STARD3 is involved in cholesterol transport from the ER to late endosomes where the protein is anchored.  It forms a complex with fellow late endosomal protein STARD3 N-terminal-like protein (STARD3NL) also known as MLN64 N-terminal homologue (MENTHO) and ER VAMP-associated proteins (VAP proteins) A and B (VAP-A, VAP-B) to tether the two organelles together.  For STARD3, this interaction is regulated by phosphorylation of a serine in its FFAT motif.

The closest homolog to STARD3 is the steroidogenic acute regulatory protein (StAR/StarD1), which initiates the production of steroids by moving cholesterol inside the mitochondrion.  Thus, MLN64 is also proposed to move cholesterol inside the mitochondria under certain conditions to initiate StAR-independent steroidogenesis, such as in the human placenta which lacks StAR yet produces steroids. This functional role is supported by evidence that MLN64 expression can stimulate steroid production in a model cell system.

One study indicates that this protein also specifically binds lutein in the retina.

Structure 
STARD3 is a multi-domain protein composed of a N-terminal MENTAL (MLN64 N-terminal) domain, a central phospho-FFAT motif (two phenylalanines in an acidic tract), and a C-terminal StAR-related transfer domain (START) lipid transport domain.

The MENTAL domain of STARD3 is similar to the protein STARD3 N-terminal like protein (STARD3NL) also known as MLN64 N-terminal homologue (MENTHO).  This domain is composed of 4 transmembrane helices which anchor the protein in the limiting membrane of late endosomes. This domain binds cholesterol and associates with the same domain in STARD3NL.

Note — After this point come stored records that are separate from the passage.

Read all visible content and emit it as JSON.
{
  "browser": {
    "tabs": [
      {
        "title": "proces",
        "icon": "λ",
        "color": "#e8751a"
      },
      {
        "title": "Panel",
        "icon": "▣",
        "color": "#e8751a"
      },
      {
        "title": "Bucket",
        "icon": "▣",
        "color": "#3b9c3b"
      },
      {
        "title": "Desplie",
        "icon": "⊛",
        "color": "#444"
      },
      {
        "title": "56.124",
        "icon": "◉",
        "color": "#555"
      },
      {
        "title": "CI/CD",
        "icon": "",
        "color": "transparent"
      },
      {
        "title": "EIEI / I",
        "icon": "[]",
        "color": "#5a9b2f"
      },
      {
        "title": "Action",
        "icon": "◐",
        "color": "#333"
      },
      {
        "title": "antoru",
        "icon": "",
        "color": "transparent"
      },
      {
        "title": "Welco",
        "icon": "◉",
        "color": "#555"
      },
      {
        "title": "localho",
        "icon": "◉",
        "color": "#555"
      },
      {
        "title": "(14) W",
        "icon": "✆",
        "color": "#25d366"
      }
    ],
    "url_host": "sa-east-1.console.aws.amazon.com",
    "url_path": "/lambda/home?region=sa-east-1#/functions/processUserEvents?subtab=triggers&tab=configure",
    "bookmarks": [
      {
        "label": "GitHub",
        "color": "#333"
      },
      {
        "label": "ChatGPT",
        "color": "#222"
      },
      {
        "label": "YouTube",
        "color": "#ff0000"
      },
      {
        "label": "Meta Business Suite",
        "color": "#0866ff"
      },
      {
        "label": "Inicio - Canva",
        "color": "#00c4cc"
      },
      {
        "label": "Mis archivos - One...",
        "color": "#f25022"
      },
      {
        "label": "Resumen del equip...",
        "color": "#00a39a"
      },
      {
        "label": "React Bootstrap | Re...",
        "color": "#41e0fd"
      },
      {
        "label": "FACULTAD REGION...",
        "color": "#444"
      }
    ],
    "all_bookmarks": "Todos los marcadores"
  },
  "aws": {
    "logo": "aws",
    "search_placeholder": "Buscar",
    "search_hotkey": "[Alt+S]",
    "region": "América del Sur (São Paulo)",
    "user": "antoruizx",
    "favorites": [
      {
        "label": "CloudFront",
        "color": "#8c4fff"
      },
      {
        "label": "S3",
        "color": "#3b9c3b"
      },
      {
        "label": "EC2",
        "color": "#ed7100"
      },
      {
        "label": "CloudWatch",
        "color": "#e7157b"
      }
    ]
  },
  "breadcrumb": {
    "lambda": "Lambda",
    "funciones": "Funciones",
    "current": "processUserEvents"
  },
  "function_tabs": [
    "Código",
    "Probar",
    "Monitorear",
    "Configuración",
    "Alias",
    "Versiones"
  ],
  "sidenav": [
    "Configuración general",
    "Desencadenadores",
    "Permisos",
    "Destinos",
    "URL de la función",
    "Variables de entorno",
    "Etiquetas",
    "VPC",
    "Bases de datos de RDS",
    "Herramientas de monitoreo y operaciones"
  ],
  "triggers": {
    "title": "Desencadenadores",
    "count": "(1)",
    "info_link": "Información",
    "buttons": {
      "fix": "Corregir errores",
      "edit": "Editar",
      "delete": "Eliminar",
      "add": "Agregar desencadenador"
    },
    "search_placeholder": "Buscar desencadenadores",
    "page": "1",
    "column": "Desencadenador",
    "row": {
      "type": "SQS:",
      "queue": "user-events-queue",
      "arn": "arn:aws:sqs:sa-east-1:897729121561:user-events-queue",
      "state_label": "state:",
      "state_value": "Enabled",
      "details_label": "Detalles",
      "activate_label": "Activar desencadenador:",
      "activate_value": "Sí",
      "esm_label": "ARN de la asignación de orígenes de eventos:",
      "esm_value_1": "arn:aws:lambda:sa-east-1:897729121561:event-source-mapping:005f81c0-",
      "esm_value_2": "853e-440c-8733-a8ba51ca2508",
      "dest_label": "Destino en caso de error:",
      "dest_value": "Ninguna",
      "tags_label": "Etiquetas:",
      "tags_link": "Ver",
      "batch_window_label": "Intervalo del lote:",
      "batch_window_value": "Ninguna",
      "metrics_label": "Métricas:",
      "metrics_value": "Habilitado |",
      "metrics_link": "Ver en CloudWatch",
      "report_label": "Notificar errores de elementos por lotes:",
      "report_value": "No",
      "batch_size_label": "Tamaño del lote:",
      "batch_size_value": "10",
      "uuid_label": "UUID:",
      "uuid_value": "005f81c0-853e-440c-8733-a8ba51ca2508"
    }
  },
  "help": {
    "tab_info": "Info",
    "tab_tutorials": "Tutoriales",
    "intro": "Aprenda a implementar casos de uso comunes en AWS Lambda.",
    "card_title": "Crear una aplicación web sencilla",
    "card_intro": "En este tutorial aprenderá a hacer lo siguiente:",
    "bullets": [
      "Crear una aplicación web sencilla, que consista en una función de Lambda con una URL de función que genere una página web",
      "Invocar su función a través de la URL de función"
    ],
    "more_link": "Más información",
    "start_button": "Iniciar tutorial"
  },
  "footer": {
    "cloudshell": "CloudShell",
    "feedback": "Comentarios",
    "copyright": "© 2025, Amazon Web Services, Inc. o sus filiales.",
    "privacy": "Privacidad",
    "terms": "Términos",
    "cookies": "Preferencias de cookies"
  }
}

The phospho-FFAT motif is a short protein sequence motif which binds to the ER proteins VAP-A, VAP-B and MOSPD2 proteins after phosphorylation.

The START domain of STARD3 is homologous to the StAR protein. X-ray crystallography of the C-terminus indicates that this domain forms a pocket that can bind cholesterol.  This places STARD3 within the StarD1/D3 subfamily of START domain-containing proteins.

Tissue distribution 
STARD3 is expressed in all tissues in the body at various levels.  In the brain, MLN64 is detectable in many but not all cells. Many malignant tumors highly express STARD3 as a result of its gene being part of a Her2/erbB2-containing gene locus that is amplified.

Pathology 
Loss of STARD3 has little effect in mice. At the cellular level, changes in STARD3 can disrupt trafficking of endosomes and cause accumulation of cholesterol in late endosomes.